Menopause was the best thing that could have happened to me. It's been nine years since I've had sex with anyone other than myself, but at 57, I wouldn't say I'm celibate or sexless. I'm simply clearheaded.

A promiscuous child of the free-love '70s and a hard partier until the '90s, I only understood the language of sex. If I wasn't desirable, I felt invisible, and by my early 30s, I was using a color-coded spreadsheet to keep track of my trysts, with columns for photos and brief notes. But then I quit the partying, and later my estrogen began to ebb—along with my sexual appetite. I started forgetting to be that girl who slept around. It didn't make me feel good or pretty or important anymore; it made me feel empty. Then one night I slid into bed and realized it had been years since anyone else had slid in there with me.

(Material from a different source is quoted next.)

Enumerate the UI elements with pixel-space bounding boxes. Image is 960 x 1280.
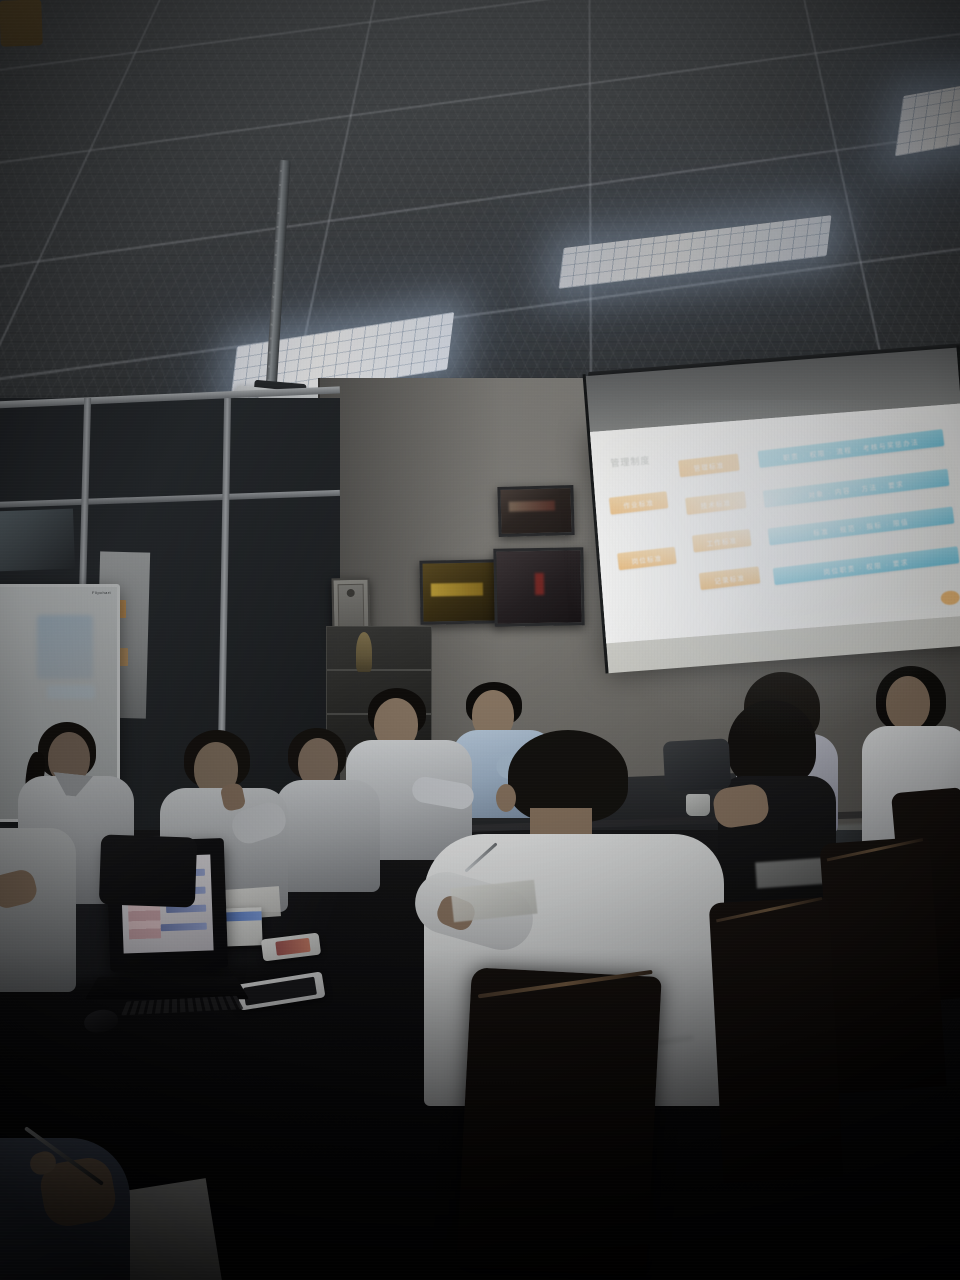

The hormone fog had lifted, and with lust out of the equation I was left to figure out who I was, if not that hypersexual thing. I did stand-up to a room full of 20-somethings who stared back silently. I got my motorcycle license, jumped out of a plane. Started to love my body for all the other things I could do with it. I chucked my high heels, danced all night in cowboy boots and went home alone to a new queen-sized bed, sleeping diagonally, corner to corner, along with—yes—a cadre of cats. I posed naked for painters, photographers and sculptors. I laughed louder and more often. I spoke my mind. Conversations about life, pain and hope replaced faceless seductions. The quality of the men in my life changed: instead of one-night stands, they became friends and companions. I was free.

Maybe there's a Venn diagram with my name on it where sex and companionship overlap, but I'm in no rush. I still have sexual desires. But I also have the Wahl All-Body Massager—with two speeds and seven attachments.